How are single-image and video observations different
A single image produces T=1. A video or list input keeps all provided frames, and VAE encode also encodes the full observation. Which latent frames stay clean downstream is controlled by cond_frame_indexes; the example script defaults to (0,) for images and (0, 1) for videos.
What are raw_action_dim and action_dim
raw_action_dim is the real action width for the robot embodiment, for example droid_lerobot=10 or agibotworld=29. action_dim is the model’s internal action token width, default 64. The processor pads conditioning actions to action_dim, and postprocess slices model outputs back to raw_action_dim.

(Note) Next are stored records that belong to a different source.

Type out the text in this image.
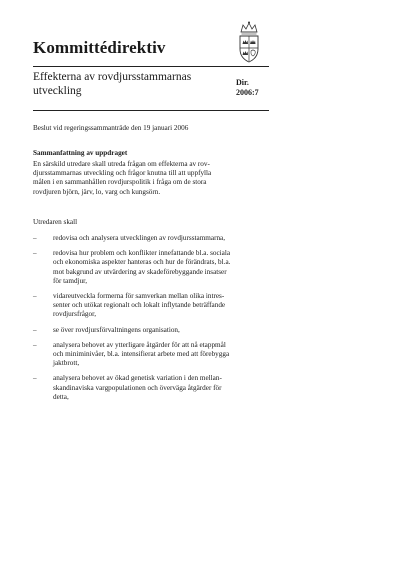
Kommittédirektiv
Effekterna av rovdjursstammarnas
utveckling
Dir.
2006:7
Beslut vid regeringssammanträde den 19 januari 2006
Sammanfattning av uppdraget
En särskild utredare skall utreda frågan om effekterna av rov-
djursstammarnas utveckling och frågor knutna till att uppfylla
målen i en sammanhållen rovdjurspolitik i fråga om de stora
rovdjuren björn, järv, lo, varg och kungsörn.
Utredaren skall
–	redovisa och analysera utvecklingen av rovdjursstammarna,
–	redovisa hur problem och konflikter innefattande bl.a. sociala
och ekonomiska aspekter hanteras och hur de förändrats, bl.a.
mot bakgrund av utvärdering av skadeförebyggande insatser
för tamdjur,
–	vidareutveckla formerna för samverkan mellan olika intres-
senter och utökat regionalt och lokalt inflytande beträffande
rovdjursfrågor,
–	se över rovdjursförvaltningens organisation,
–	analysera behovet av ytterligare åtgärder för att nå etappmål
och miniminivåer, bl.a. intensifierat arbete med att förebygga
jaktbrott,
–	analysera behovet av ökad genetisk variation i den mellan-
skandinaviska vargpopulationen och överväga åtgärder för
detta,
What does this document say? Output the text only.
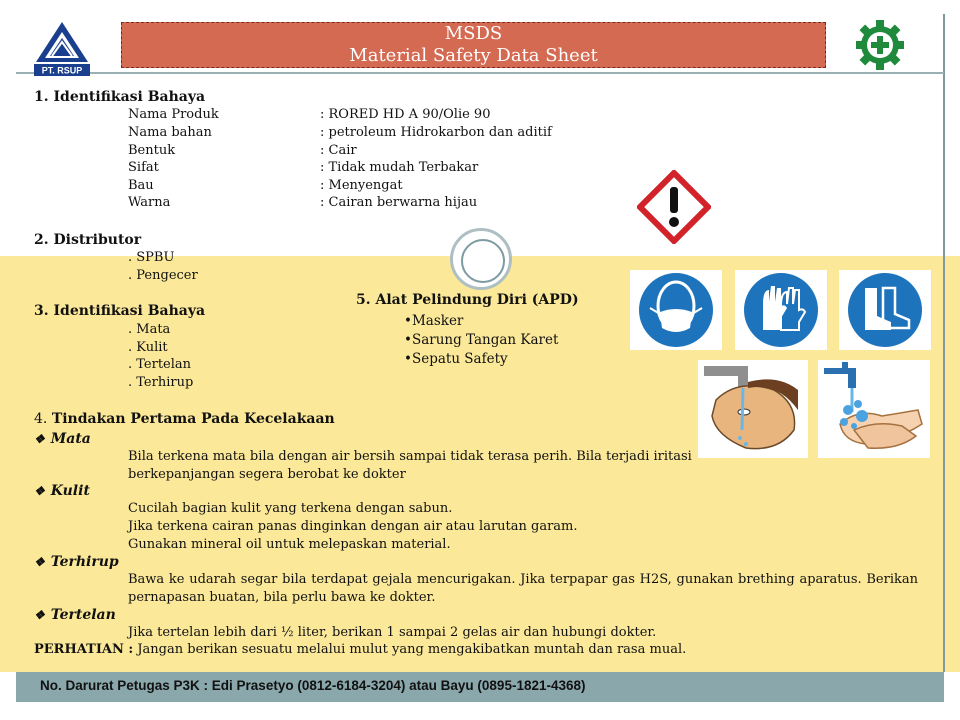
PT. RSUP
MSDS
Material Safety Data Sheet
1. Identifikasi Bahaya
Nama Produk	: RORED HD A 90/Olie 90
Nama bahan	: petroleum Hidrokarbon dan aditif
Bentuk	: Cair
Sifat	: Tidak mudah Terbakar
Bau	: Menyengat
Warna	: Cairan berwarna hijau
2. Distributor
. SPBU
. Pengecer
3. Identifikasi Bahaya
. Mata
. Kulit
. Tertelan
. Terhirup
5. Alat Pelindung Diri (APD)
•Masker
•Sarung Tangan Karet
•Sepatu Safety
4. Tindakan Pertama Pada Kecelakaan
❖ Mata
Bila terkena mata bila dengan air bersih sampai tidak terasa perih. Bila terjadi iritasi
berkepanjangan segera berobat ke dokter
❖ Kulit
Cucilah bagian kulit yang terkena dengan sabun.
Jika terkena cairan panas dinginkan dengan air atau larutan garam.
Gunakan mineral oil untuk melepaskan material.
❖ Terhirup
Bawa ke udarah segar bila terdapat gejala mencurigakan. Jika terpapar gas H2S, gunakan brething aparatus. Berikan pernapasan buatan, bila perlu bawa ke dokter.
❖ Tertelan
Jika tertelan lebih dari ½ liter, berikan 1 sampai 2 gelas air dan hubungi dokter.
PERHATIAN : Jangan berikan sesuatu melalui mulut yang mengakibatkan muntah dan rasa mual.
No. Darurat Petugas P3K : Edi Prasetyo (0812-6184-3204) atau Bayu (0895-1821-4368)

Does the tokenizer require network access
The examples use the checkpoint-local text_tokenizer directory, for example /path/to/Cosmos3-Nano-Policy-DROID/text_tokenizer. If you pass a remote tokenizer name and it is not in the local cache, first construction may trigger a download. In offline environments, pass a local tokenizer path.